Today is one of those Blog Action Day things, which I do or do not, depending on whether I actually have something to say. Regarding water, one of their bullet points is this:
The average American uses 159 gallons of water every day – more than 15 times the average person in the developing world.
From showering and washing our hands to watering our lawns and washing our cars, Americans use a lot of water. To put things into perspective, the average five-minute shower will use about 10 gallons of water. Now imagine using that same amount to bathe, wash your clothes, cook your meals and quench your thirst.
Pet peeve #1 is that damn American obsession with the lawn. The sprinklers, on in the middle of a hot summer day, when they are least efficient, and about 30% of the water ends up on the sidewalk rather than the grass.
Pet peeve #2 involves flushing prescription medicines down the toilet or pouring them down the drain, where they end up in the municipal water supply. There are still drug companies who recommend this method on their packaging.

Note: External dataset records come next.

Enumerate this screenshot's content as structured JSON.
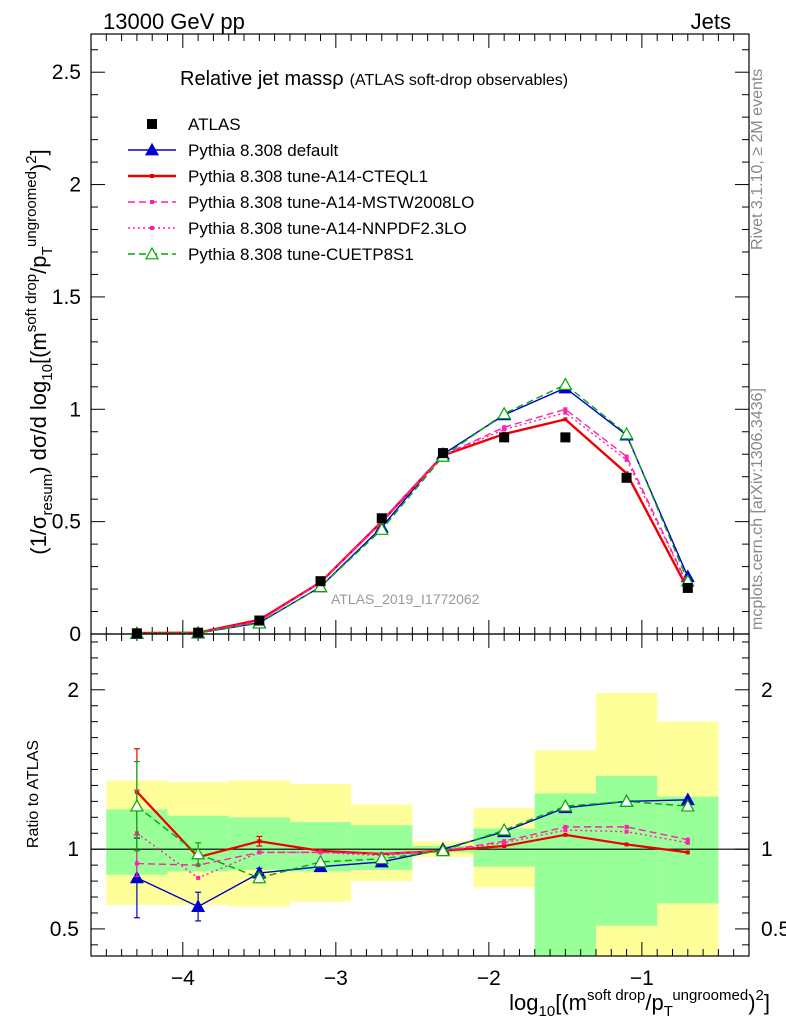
{
  "header": {
    "left": "13000 GeV pp",
    "right": "Jets",
    "title_main": "Relative jet massρ",
    "title_sub": "(ATLAS soft-drop observables)"
  },
  "side_labels": {
    "top": "Rivet 3.1.10, ≥ 2M events",
    "bottom": "mcplots.cern.ch [arXiv:1306.3436]"
  },
  "analysis_id": "ATLAS_2019_I1772062",
  "axes": {
    "main_ylabel": "(1/σresum) dσ/d log10[(m soft drop/pT ungroomed)2]",
    "ratio_ylabel": "Ratio to ATLAS",
    "xlabel": "log10[(m soft drop/pT ungroomed)2]",
    "main_yticks": [
      "0",
      "0.5",
      "1",
      "1.5",
      "2",
      "2.5"
    ],
    "ratio_yticks": [
      "0.5",
      "1",
      "2"
    ],
    "xticks": [
      "−4",
      "−3",
      "−2",
      "−1"
    ]
  },
  "chart_data": {
    "type": "line",
    "title": "Relative jet massρ (ATLAS soft-drop observables)",
    "xlim": [
      -4.6,
      -0.3
    ],
    "ylim": [
      0,
      2.67
    ],
    "ratio_ylim": [
      0.33,
      2.35
    ],
    "bin_edges": [
      -4.5,
      -4.1,
      -3.7,
      -3.3,
      -2.9,
      -2.5,
      -2.1,
      -1.7,
      -1.3,
      -0.9,
      -0.5
    ],
    "x": [
      -4.3,
      -3.9,
      -3.5,
      -3.1,
      -2.7,
      -2.3,
      -1.9,
      -1.5,
      -1.1,
      -0.7
    ],
    "data": {
      "name": "ATLAS",
      "values": [
        0.003,
        0.006,
        0.06,
        0.235,
        0.515,
        0.805,
        0.875,
        0.875,
        0.695,
        0.205
      ]
    },
    "series": [
      {
        "name": "Pythia 8.308 default",
        "color": "#0000cc",
        "style": "solid",
        "marker": "triangle-filled",
        "values": [
          0.002,
          0.004,
          0.05,
          0.21,
          0.475,
          0.8,
          0.975,
          1.095,
          0.885,
          0.255
        ],
        "ratio": [
          0.82,
          0.64,
          0.85,
          0.89,
          0.92,
          1.0,
          1.11,
          1.26,
          1.3,
          1.31
        ],
        "ratio_err": [
          0.25,
          0.09,
          0.03,
          0,
          0,
          0,
          0,
          0,
          0,
          0
        ]
      },
      {
        "name": "Pythia 8.308 tune-A14-CTEQL1",
        "color": "#ee0000",
        "style": "solid",
        "marker": "none",
        "values": [
          0.004,
          0.006,
          0.063,
          0.23,
          0.5,
          0.795,
          0.89,
          0.955,
          0.715,
          0.2
        ],
        "ratio": [
          1.36,
          0.95,
          1.05,
          0.99,
          0.97,
          0.99,
          1.02,
          1.09,
          1.03,
          0.98
        ],
        "ratio_err": [
          0.27,
          0,
          0.03,
          0,
          0,
          0,
          0,
          0,
          0,
          0
        ]
      },
      {
        "name": "Pythia 8.308 tune-A14-MSTW2008LO",
        "color": "#ff22aa",
        "style": "dashed",
        "marker": "none",
        "values": [
          0.003,
          0.005,
          0.057,
          0.23,
          0.5,
          0.795,
          0.92,
          1.0,
          0.79,
          0.22
        ],
        "ratio": [
          0.91,
          0.9,
          0.98,
          0.98,
          0.97,
          0.99,
          1.05,
          1.14,
          1.14,
          1.06
        ],
        "ratio_err": [
          0,
          0,
          0,
          0,
          0,
          0,
          0,
          0,
          0,
          0
        ]
      },
      {
        "name": "Pythia 8.308 tune-A14-NNPDF2.3LO",
        "color": "#ff22aa",
        "style": "dotted",
        "marker": "none",
        "values": [
          0.003,
          0.005,
          0.057,
          0.23,
          0.495,
          0.795,
          0.91,
          0.985,
          0.775,
          0.215
        ],
        "ratio": [
          1.1,
          0.82,
          0.98,
          0.98,
          0.96,
          0.99,
          1.04,
          1.12,
          1.11,
          1.04
        ],
        "ratio_err": [
          0.27,
          0,
          0,
          0,
          0,
          0,
          0,
          0,
          0,
          0
        ]
      },
      {
        "name": "Pythia 8.308 tune-CUETP8S1",
        "color": "#00aa00",
        "style": "dashed",
        "marker": "triangle-open",
        "values": [
          0.003,
          0.005,
          0.048,
          0.21,
          0.465,
          0.79,
          0.98,
          1.11,
          0.89,
          0.235
        ],
        "ratio": [
          1.27,
          0.97,
          0.82,
          0.92,
          0.94,
          0.99,
          1.12,
          1.27,
          1.3,
          1.27
        ],
        "ratio_err": [
          0.28,
          0.07,
          0.03,
          0,
          0,
          0,
          0,
          0,
          0,
          0
        ]
      }
    ],
    "bands": {
      "outer_color": "#ffff99",
      "inner_color": "#99ff99",
      "outer": [
        [
          0.65,
          1.43
        ],
        [
          0.65,
          1.42
        ],
        [
          0.64,
          1.43
        ],
        [
          0.67,
          1.41
        ],
        [
          0.8,
          1.28
        ],
        [
          0.95,
          1.05
        ],
        [
          0.76,
          1.26
        ],
        [
          0.33,
          1.62
        ],
        [
          0.33,
          1.98
        ],
        [
          0.33,
          1.8
        ]
      ],
      "inner": [
        [
          0.84,
          1.25
        ],
        [
          0.86,
          1.21
        ],
        [
          0.87,
          1.2
        ],
        [
          0.86,
          1.17
        ],
        [
          0.87,
          1.15
        ],
        [
          0.98,
          1.02
        ],
        [
          0.89,
          1.13
        ],
        [
          0.33,
          1.35
        ],
        [
          0.52,
          1.46
        ],
        [
          0.66,
          1.33
        ]
      ]
    }
  }
}
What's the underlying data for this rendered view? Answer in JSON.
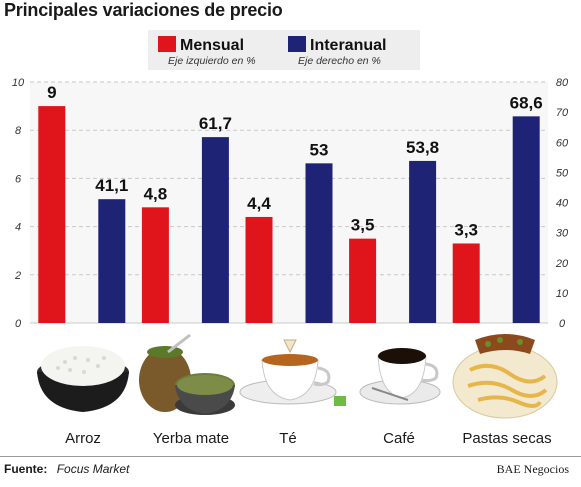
{
  "title": "Principales variaciones de precio",
  "legend": {
    "items": [
      {
        "name": "Mensual",
        "axis_note": "Eje izquierdo en %",
        "color": "#e0151b"
      },
      {
        "name": "Interanual",
        "axis_note": "Eje derecho en %",
        "color": "#1f2375"
      }
    ]
  },
  "chart_data": {
    "type": "bar",
    "categories": [
      "Arroz",
      "Yerba mate",
      "Té",
      "Café",
      "Pastas secas"
    ],
    "series": [
      {
        "name": "Mensual",
        "axis": "left",
        "values": [
          9,
          4.8,
          4.4,
          3.5,
          3.3
        ],
        "labels": [
          "9",
          "4,8",
          "4,4",
          "3,5",
          "3,3"
        ],
        "color": "#e0151b"
      },
      {
        "name": "Interanual",
        "axis": "right",
        "values": [
          41.1,
          61.7,
          53,
          53.8,
          68.6
        ],
        "labels": [
          "41,1",
          "61,7",
          "53",
          "53,8",
          "68,6"
        ],
        "color": "#1f2375"
      }
    ],
    "y_left": {
      "ylim": [
        0,
        10
      ],
      "ticks": [
        "0",
        "2",
        "4",
        "6",
        "8",
        "10"
      ]
    },
    "y_right": {
      "ylim": [
        0,
        80
      ],
      "ticks": [
        "0",
        "10",
        "20",
        "30",
        "40",
        "50",
        "60",
        "70",
        "80"
      ]
    },
    "grid": true
  },
  "footer": {
    "source_label": "Fuente:",
    "source_name": "Focus Market",
    "brand": "BAE Negocios"
  }
}
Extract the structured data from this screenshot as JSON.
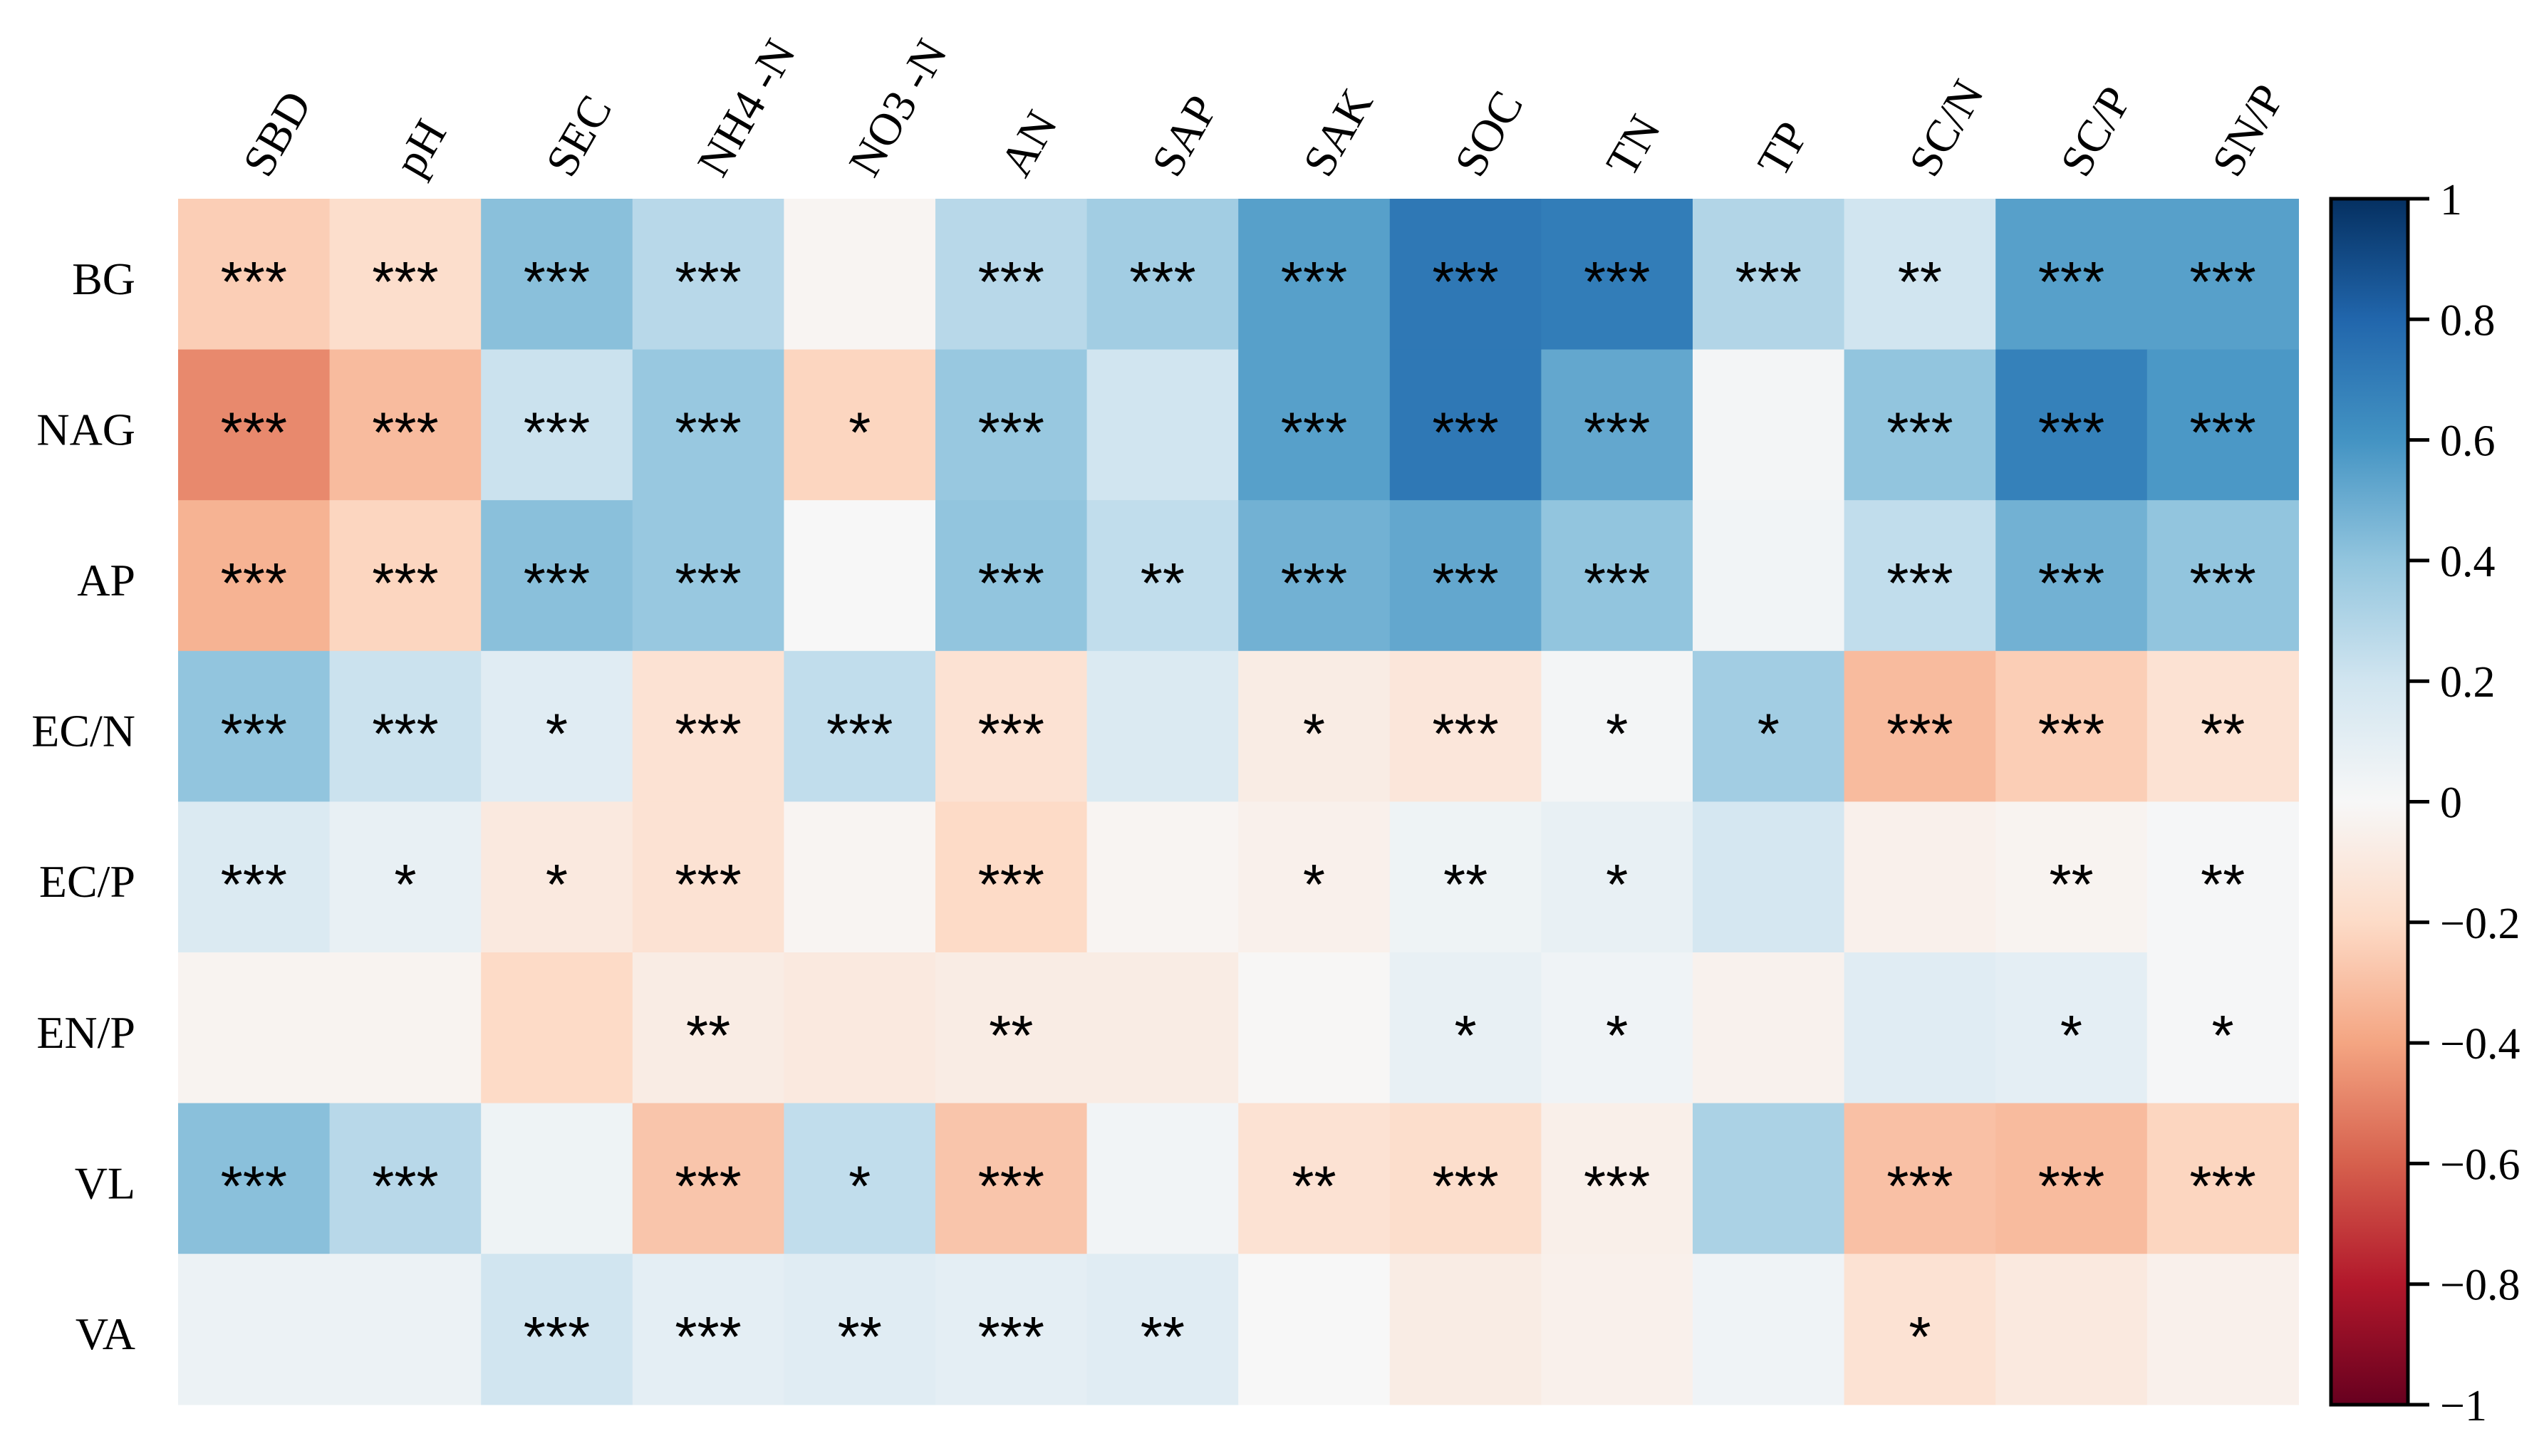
{
  "chart_data": {
    "type": "heatmap",
    "title": "",
    "columns": [
      "SBD",
      "pH",
      "SEC",
      "NH4 -N",
      "NO3 -N",
      "AN",
      "SAP",
      "SAK",
      "SOC",
      "TN",
      "TP",
      "SC/N",
      "SC/P",
      "SN/P"
    ],
    "rows": [
      "BG",
      "NAG",
      "AP",
      "EC/N",
      "EC/P",
      "EN/P",
      "VL",
      "VA"
    ],
    "values": [
      [
        -0.25,
        -0.18,
        0.42,
        0.28,
        -0.02,
        0.28,
        0.35,
        0.55,
        0.72,
        0.7,
        0.3,
        0.2,
        0.55,
        0.55
      ],
      [
        -0.48,
        -0.32,
        0.22,
        0.38,
        -0.22,
        0.38,
        0.2,
        0.55,
        0.72,
        0.52,
        0.02,
        0.4,
        0.68,
        0.58
      ],
      [
        -0.35,
        -0.22,
        0.42,
        0.38,
        0.0,
        0.4,
        0.25,
        0.48,
        0.52,
        0.4,
        0.03,
        0.25,
        0.48,
        0.4
      ],
      [
        0.4,
        0.22,
        0.12,
        -0.15,
        0.25,
        -0.15,
        0.15,
        -0.08,
        -0.12,
        0.02,
        0.35,
        -0.32,
        -0.25,
        -0.15
      ],
      [
        0.15,
        0.08,
        -0.1,
        -0.15,
        -0.02,
        -0.2,
        -0.02,
        -0.05,
        0.05,
        0.08,
        0.18,
        -0.05,
        -0.03,
        0.01
      ],
      [
        -0.03,
        -0.03,
        -0.2,
        -0.08,
        -0.1,
        -0.08,
        -0.08,
        -0.01,
        0.08,
        0.04,
        -0.04,
        0.12,
        0.1,
        0.01
      ],
      [
        0.42,
        0.28,
        0.05,
        -0.28,
        0.25,
        -0.28,
        0.03,
        -0.15,
        -0.18,
        -0.06,
        0.32,
        -0.3,
        -0.32,
        -0.22
      ],
      [
        0.06,
        0.06,
        0.2,
        0.1,
        0.12,
        0.1,
        0.12,
        0.0,
        -0.08,
        -0.05,
        0.04,
        -0.15,
        -0.1,
        -0.05
      ]
    ],
    "significance": [
      [
        "***",
        "***",
        "***",
        "***",
        "",
        "***",
        "***",
        "***",
        "***",
        "***",
        "***",
        "**",
        "***",
        "***"
      ],
      [
        "***",
        "***",
        "***",
        "***",
        "*",
        "***",
        "",
        "***",
        "***",
        "***",
        "",
        "***",
        "***",
        "***"
      ],
      [
        "***",
        "***",
        "***",
        "***",
        "",
        "***",
        "**",
        "***",
        "***",
        "***",
        "",
        "***",
        "***",
        "***"
      ],
      [
        "***",
        "***",
        "*",
        "***",
        "***",
        "***",
        "",
        "*",
        "***",
        "*",
        "*",
        "***",
        "***",
        "**"
      ],
      [
        "***",
        "*",
        "*",
        "***",
        "",
        "***",
        "",
        "*",
        "**",
        "*",
        "",
        "",
        "**",
        "**"
      ],
      [
        "",
        "",
        "",
        "**",
        "",
        "**",
        "",
        "",
        "*",
        "*",
        "",
        "",
        "*",
        "*"
      ],
      [
        "***",
        "***",
        "",
        "***",
        "*",
        "***",
        "",
        "**",
        "***",
        "***",
        "",
        "***",
        "***",
        "***"
      ],
      [
        "",
        "",
        "***",
        "***",
        "**",
        "***",
        "**",
        "",
        "",
        "",
        "",
        "*",
        "",
        ""
      ]
    ],
    "colorbar": {
      "range": [
        -1,
        1
      ],
      "ticks": [
        1,
        0.8,
        0.6,
        0.4,
        0.2,
        0,
        -0.2,
        -0.4,
        -0.6,
        -0.8,
        -1
      ],
      "tick_labels": [
        "1",
        "0.8",
        "0.6",
        "0.4",
        "0.2",
        "0",
        "−0.2",
        "−0.4",
        "−0.6",
        "−0.8",
        "−1"
      ],
      "colormap": "RdBu",
      "stops": [
        {
          "v": -1.0,
          "color": "#67001f"
        },
        {
          "v": -0.8,
          "color": "#b2182b"
        },
        {
          "v": -0.6,
          "color": "#d6604d"
        },
        {
          "v": -0.4,
          "color": "#f4a582"
        },
        {
          "v": -0.2,
          "color": "#fddbc7"
        },
        {
          "v": 0.0,
          "color": "#f7f7f7"
        },
        {
          "v": 0.2,
          "color": "#d1e5f0"
        },
        {
          "v": 0.4,
          "color": "#92c5de"
        },
        {
          "v": 0.6,
          "color": "#4393c3"
        },
        {
          "v": 0.8,
          "color": "#2166ac"
        },
        {
          "v": 1.0,
          "color": "#053061"
        }
      ]
    }
  }
}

The optimal thing for the consumer would be for pharmacies to take back expired medicines, lest they get into the hand of unintended users, but this not happening on a large scale. Seems to me that the best way to dispose of them, between any local collections – the Albany College of Pharmacy conducted one recently – is to dissolve, if possible, any excess pills in water, then put them in non-consumable items, such as coffee grounds or kitty litter. But I don’t drink coffee and don’t have a cat, so I’ve just tossed them in the trash. Do you have any better suggestions?